Was wandering around at a car boot sale this morning, saw a couple of cheap plastic cameras in amongst a pile of junk. Just underneath them was a tatty old leather case - top missing, broken strap - pulled it out and inside was an old Agfa Isolette II, the camera hasn't got a mark on it, everything is smooth and timer seems to be good.

Going to try some film in it and see whether it's really as good as it looks.
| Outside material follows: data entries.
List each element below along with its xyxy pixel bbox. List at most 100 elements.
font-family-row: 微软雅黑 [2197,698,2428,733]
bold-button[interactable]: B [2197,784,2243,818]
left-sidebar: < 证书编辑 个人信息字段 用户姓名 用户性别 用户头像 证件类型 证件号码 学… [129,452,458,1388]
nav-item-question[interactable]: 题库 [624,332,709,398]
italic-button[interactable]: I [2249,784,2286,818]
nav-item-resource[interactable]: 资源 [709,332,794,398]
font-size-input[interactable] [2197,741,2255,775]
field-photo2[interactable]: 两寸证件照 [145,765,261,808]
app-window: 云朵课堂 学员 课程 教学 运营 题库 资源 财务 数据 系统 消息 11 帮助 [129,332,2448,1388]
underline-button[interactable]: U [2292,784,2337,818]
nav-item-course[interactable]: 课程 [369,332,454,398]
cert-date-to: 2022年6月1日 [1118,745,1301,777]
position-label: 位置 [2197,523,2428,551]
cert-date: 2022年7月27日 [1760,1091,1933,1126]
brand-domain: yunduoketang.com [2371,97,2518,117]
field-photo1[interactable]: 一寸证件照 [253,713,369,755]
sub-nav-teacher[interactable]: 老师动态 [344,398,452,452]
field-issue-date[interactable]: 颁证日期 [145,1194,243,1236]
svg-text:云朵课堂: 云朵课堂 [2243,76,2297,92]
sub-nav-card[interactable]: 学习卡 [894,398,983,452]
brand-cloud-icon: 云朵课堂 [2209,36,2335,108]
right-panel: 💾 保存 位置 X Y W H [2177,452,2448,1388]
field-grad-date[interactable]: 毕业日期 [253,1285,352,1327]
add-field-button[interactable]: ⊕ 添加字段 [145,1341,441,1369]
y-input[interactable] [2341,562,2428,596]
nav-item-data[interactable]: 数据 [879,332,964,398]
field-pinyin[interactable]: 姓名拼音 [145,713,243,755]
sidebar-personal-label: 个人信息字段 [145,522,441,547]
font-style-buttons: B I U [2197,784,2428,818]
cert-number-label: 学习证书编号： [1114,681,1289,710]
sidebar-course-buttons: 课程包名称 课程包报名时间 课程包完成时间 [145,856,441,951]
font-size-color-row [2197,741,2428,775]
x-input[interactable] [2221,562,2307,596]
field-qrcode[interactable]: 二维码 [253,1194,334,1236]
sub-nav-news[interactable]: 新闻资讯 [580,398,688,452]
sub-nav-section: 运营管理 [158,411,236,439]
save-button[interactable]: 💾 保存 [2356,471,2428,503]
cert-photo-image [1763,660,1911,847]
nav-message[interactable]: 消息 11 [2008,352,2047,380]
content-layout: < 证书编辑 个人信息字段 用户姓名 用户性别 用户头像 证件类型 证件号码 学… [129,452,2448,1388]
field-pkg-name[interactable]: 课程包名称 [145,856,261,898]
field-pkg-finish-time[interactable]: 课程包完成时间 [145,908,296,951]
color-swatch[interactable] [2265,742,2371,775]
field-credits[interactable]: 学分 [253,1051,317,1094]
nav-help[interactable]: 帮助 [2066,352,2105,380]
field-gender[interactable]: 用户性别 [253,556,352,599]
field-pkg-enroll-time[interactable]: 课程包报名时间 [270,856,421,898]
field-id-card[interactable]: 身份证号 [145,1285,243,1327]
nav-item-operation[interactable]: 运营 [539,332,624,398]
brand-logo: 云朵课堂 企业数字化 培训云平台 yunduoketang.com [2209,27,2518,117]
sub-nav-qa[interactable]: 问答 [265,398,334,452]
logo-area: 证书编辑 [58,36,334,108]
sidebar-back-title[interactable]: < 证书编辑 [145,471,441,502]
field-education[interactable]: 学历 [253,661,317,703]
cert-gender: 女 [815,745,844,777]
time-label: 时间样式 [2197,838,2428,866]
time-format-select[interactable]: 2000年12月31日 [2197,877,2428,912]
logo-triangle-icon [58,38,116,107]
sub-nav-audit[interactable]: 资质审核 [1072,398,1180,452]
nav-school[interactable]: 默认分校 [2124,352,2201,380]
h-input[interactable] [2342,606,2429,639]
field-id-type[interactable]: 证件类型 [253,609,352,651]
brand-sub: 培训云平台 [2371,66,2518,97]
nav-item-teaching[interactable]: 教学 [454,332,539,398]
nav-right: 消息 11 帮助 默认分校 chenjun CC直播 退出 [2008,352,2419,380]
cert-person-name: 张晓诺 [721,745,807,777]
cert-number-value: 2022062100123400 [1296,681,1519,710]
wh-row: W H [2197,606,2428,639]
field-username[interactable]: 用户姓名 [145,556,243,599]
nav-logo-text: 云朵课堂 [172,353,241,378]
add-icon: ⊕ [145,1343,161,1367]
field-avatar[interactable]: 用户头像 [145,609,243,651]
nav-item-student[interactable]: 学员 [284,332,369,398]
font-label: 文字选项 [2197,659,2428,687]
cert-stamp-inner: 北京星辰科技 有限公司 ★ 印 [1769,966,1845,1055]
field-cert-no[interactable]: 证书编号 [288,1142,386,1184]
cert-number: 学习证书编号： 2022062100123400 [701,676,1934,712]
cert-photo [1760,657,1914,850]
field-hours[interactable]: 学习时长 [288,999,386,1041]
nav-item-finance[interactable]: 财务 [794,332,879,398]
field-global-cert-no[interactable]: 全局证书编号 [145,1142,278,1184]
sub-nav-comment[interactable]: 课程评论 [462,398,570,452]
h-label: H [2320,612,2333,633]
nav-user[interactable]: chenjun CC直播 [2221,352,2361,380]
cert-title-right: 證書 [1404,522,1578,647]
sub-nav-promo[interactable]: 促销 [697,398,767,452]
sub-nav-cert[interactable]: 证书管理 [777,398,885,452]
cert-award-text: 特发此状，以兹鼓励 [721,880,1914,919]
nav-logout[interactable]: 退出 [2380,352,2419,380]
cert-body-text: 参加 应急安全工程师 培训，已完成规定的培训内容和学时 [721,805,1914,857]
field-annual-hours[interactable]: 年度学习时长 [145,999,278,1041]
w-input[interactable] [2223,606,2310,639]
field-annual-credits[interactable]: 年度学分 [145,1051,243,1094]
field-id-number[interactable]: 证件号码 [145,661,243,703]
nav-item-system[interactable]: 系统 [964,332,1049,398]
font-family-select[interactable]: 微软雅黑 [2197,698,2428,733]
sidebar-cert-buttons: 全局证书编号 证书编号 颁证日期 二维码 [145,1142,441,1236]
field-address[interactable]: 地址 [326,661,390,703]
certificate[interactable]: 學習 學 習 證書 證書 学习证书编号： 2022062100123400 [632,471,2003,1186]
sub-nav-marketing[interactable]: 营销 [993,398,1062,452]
Either way, for £5 it's worth taking the chance.  :mrgreen: 

Had a good day today - even watched the new Harry Potter!


----------



## Rob (Nov 28, 2005)

Good find! I'm sure it'll work out great.

Rob


----------



## terri (Nov 28, 2005)

That's a _great_ find! Wonderful old cams. :thumbup: Let us see the pictures from it, if it works.


----------



## Mitica100 (Nov 30, 2005)

Them Isolettes were good and simple to operate folders. Don't be surprised if it takes some very good pictures, the Apotar lenses were quite good.

Congrats on the find.


----------



## tempra (Dec 2, 2005)

I'll report back when I get some film through it, mind you I haven't finished the film off in the rollei yet so I'm not sure if that one works - I think thats my task for the weekend!


----------